The country has bet on cryptocurrencies by investing in bitcoin.

The fall of former trader Sam Bankman-Fried’s crypto empire has taken the crypto industry by surprise. 

FTX.com, his cryptocurrency exchange, and Alameda Research, his trading platform, are on the verge of bankruptcy, confirmed on November 10 by Bankman-Fried, whose personal fortune has completely disappeared. 

On the morning of November 8, the 30-year-old was a billionaire thanks to FTX, which was valued at $32 billion in February, and Alameda. His fortune was, at the time, estimated at $15.6 billion. A few hours later, this net wealth disappeared with the announcement that Bankman-Fried was selling his empire to his rival Changpeng Zhao. 

Bankman-Fried was only worth $1 billion in the evening of November 8, according to the Bloomberg Billionaires Index. That fortune has shrunk further with the decline in the value of his Robinhood  (HOOD) – Get Free Report stake.

Massive $5 Billion Withdrawals

The downfall of this cryptocurrency evangelist, who was the institutional face of the industry, was precipitated by speculation about the financial health of his companies, after a report indicated that the balance sheet of Alameda was made up mostly of FTT. 

FTT is the cryptocurrency issued by FTX. In other words if FTT prices crashed, FTX and Alameda would be left with nothing. FTX rival Binance was the first to announce on November 6 the sale of $500 million worth of FTT. On the same day, many customers rushed to withdraw around $5 billion from the platform, Bankman-Fried said on November 10. It was the largest withdrawal ever made on FTX. 

As a result, the firm had to urgently request the help of Binance, which offered to acquire the group on November 8. But in the last twist of this drama, Binance announced on November 9 after checking the books, the firm had decided to withdraw, because the problems were more serious than expected. 

Now FTX is on the verge of bankruptcy, which it can only avoid if it  succeeds in raising around $8 billion. 

For FTX customers, there is a lot of uncertainty. There’s no guarantee that they will recover their cryptocurrencies. It is in this context that billionaire and former Goldman Sachs banker Mike Novogratz indicated on November 10, in an interview with CNBC, that El Salvador was among the institutional investors who had stored their bitcoins on FTX. In other words, the country was in a very bad situation.

El Salvador has been one of the pioneers in adopting bitcoin as a currency.

No Business with FTX

But the country denied Novogratz’s information to billionaire Changpeng Zhao, the CEO and co-founder of Binance. Zhao said he spoke with president Nayib Bukele.

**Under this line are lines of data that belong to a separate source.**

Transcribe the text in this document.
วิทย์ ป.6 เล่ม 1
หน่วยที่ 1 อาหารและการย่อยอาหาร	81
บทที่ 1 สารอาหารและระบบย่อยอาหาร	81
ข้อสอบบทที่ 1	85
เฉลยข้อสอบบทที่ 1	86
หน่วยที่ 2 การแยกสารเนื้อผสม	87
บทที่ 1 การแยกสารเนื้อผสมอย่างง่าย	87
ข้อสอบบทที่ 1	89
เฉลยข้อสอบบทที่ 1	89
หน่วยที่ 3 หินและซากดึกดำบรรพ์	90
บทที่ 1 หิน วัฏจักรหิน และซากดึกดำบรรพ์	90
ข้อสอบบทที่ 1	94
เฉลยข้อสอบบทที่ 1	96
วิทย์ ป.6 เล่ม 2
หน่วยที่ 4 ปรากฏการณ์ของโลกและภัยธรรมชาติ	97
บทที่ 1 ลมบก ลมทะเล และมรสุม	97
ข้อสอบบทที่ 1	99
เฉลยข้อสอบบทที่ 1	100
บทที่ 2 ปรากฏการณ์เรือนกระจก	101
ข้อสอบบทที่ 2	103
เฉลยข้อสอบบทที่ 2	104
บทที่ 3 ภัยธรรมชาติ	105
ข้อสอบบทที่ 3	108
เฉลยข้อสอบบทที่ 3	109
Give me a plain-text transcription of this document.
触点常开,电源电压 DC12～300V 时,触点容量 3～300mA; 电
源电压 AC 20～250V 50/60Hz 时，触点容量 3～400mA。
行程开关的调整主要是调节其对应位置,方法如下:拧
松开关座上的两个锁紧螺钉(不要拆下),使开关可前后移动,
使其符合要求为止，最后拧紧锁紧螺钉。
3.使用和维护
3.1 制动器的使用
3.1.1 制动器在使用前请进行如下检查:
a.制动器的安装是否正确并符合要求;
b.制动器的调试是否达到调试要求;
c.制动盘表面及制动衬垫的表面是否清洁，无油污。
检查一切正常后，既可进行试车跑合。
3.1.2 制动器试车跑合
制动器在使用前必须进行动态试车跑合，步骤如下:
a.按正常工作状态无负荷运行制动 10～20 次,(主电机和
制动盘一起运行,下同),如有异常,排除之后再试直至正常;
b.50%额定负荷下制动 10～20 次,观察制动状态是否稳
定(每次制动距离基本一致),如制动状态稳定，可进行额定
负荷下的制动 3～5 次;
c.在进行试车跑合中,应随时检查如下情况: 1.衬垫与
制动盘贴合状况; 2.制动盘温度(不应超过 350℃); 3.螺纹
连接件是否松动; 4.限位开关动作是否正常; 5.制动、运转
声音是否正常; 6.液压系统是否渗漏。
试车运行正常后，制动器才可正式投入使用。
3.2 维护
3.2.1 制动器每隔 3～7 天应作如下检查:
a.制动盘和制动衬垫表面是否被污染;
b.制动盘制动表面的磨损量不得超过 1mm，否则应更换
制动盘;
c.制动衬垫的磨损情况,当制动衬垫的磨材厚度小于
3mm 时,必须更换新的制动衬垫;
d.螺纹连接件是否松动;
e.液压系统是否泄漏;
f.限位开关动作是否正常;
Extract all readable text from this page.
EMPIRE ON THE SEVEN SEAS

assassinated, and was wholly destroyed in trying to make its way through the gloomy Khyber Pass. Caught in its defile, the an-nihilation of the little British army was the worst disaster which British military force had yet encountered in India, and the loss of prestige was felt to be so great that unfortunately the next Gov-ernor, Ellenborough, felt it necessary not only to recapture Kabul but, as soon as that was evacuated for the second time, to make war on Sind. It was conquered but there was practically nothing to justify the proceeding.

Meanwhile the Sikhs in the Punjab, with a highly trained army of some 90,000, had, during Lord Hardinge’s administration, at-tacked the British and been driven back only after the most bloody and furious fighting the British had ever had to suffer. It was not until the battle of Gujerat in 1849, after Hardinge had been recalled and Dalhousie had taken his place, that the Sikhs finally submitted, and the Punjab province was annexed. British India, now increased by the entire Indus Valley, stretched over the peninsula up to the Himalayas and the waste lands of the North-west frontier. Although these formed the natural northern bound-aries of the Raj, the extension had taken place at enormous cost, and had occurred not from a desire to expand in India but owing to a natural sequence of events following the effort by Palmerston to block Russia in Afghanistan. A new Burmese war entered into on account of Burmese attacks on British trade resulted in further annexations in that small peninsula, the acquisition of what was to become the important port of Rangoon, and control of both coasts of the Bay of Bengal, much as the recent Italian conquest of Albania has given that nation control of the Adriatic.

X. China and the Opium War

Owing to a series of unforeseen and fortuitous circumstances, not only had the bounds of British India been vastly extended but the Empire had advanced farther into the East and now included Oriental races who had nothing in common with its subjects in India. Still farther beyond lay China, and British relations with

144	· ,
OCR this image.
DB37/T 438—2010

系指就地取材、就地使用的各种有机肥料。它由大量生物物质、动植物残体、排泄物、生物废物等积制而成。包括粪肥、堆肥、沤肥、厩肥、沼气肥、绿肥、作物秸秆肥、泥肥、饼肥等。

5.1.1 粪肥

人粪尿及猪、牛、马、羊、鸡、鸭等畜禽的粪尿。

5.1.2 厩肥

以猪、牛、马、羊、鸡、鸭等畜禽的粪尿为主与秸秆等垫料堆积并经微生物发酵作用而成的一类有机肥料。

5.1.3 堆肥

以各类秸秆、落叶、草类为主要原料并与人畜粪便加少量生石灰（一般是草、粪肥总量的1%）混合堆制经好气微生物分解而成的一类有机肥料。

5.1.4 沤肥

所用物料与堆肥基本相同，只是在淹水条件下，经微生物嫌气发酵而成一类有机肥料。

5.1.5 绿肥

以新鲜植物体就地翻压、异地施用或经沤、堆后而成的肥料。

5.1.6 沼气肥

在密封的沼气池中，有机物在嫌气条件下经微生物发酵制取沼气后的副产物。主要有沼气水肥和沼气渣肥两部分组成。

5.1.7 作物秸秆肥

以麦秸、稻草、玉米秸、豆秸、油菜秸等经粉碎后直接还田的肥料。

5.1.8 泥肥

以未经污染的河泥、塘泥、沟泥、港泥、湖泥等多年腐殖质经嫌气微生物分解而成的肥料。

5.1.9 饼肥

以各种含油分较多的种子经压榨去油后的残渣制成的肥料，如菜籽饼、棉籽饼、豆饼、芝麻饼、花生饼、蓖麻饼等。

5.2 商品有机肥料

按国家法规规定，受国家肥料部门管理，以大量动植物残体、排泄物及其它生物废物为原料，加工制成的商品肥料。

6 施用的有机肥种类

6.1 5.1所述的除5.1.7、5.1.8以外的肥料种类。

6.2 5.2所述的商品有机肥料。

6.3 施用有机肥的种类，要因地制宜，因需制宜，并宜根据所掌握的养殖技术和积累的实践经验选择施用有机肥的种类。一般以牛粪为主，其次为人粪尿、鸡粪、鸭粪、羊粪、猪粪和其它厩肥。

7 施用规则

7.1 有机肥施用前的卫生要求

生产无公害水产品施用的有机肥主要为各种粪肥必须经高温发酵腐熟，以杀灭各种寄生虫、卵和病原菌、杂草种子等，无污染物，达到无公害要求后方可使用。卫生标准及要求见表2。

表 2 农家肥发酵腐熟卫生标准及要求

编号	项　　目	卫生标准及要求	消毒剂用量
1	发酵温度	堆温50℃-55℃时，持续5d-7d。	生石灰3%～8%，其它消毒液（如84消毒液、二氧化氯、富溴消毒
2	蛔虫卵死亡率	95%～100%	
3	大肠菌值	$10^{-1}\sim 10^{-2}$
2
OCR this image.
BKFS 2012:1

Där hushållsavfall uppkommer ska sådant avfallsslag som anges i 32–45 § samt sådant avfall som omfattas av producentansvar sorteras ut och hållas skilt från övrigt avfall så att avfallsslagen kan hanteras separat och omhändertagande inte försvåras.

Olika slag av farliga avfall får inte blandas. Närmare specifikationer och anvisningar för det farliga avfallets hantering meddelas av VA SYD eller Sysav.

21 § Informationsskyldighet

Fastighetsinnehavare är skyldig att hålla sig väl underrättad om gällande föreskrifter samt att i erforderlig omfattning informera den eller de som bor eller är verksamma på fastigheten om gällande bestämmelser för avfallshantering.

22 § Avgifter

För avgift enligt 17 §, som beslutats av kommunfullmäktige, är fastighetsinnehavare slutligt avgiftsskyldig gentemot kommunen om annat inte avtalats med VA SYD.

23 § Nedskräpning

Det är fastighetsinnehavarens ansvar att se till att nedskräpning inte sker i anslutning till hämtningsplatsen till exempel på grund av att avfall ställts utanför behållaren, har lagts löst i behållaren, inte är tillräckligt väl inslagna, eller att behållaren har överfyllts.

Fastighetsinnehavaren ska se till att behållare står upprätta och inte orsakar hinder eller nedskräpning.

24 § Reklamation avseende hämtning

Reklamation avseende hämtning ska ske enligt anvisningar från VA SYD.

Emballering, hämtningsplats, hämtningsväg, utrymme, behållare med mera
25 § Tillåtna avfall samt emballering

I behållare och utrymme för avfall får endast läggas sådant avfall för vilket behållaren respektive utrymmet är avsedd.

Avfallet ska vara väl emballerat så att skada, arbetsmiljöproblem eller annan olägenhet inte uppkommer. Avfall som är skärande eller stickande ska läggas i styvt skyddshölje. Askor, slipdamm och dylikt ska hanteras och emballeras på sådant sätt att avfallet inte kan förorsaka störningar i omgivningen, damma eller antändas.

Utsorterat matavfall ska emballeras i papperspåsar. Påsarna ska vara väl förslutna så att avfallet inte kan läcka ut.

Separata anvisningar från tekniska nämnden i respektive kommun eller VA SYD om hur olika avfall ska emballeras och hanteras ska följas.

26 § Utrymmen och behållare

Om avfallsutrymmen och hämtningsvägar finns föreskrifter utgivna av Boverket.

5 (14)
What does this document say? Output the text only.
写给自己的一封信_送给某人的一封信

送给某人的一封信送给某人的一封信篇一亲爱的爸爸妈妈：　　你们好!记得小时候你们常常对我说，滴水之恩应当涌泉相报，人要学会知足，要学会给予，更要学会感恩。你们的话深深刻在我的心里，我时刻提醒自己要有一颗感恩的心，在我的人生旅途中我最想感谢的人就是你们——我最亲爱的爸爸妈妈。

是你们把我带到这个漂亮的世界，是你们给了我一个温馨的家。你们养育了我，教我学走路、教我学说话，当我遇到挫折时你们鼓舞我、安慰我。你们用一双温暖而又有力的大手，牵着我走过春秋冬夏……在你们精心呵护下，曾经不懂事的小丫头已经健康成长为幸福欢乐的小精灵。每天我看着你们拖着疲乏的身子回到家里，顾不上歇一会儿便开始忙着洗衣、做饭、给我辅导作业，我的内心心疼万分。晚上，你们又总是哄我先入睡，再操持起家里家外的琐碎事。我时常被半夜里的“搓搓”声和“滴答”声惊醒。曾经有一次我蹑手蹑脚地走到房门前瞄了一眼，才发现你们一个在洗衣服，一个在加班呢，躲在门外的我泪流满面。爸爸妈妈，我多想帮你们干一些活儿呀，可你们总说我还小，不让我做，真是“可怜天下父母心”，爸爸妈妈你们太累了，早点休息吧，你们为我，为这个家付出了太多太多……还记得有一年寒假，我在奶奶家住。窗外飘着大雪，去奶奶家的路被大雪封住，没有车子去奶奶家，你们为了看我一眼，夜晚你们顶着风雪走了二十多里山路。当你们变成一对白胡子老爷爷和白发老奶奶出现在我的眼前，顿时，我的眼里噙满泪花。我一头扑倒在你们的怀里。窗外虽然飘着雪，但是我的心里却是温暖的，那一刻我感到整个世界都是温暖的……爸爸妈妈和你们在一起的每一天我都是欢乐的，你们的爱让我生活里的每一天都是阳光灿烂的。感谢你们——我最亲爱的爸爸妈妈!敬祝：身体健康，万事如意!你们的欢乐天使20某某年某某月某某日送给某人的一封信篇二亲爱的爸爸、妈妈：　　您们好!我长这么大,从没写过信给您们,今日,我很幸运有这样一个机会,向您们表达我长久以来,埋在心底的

“Man, the amount of misinformation is insane,” Zhao posted on Twitter. “I exchanged messages with President Nayib a few moments ago. He said ‘we don’t have any Bitcoin in FTX and we never had any business with them. Thank God!’”

Zhao’s message prompted Novogratz to later apologize, claiming to have spread false information without having verified it beforehand.

“Apologies to @nayibbukele and the people of El Salvador. I fell for ‘fake news’ and while I mentioned I hadn’t confirmed it, I should have. Thanks @cz_binance for pointing it out. I am a huge fan of what you are doing in El Salvador,” the former banker said.

Galaxy Digital, Novogratz’s firm, disclosed on November 9 that it has approximately $76.8 million in total exposure to FTX.

“In the short run, people are nervous,” the billionaire told analysts.

This is not the first time that Novogratz and Galaxy Digital  (BRPHF) have suffered losses related to a crypto scandal. They suffered losses after the collapse of sister cryptocurrencies Luna and UST, or TerraUSD, last May. The former banker was a fan of Luna, having gotten a tattoo of its symbol.

“My tattoo will be a constant reminder that venture investing requires humility,” Novogratz said at the time.

Galaxy Digital invested in Luna in fourth-quarter 2020.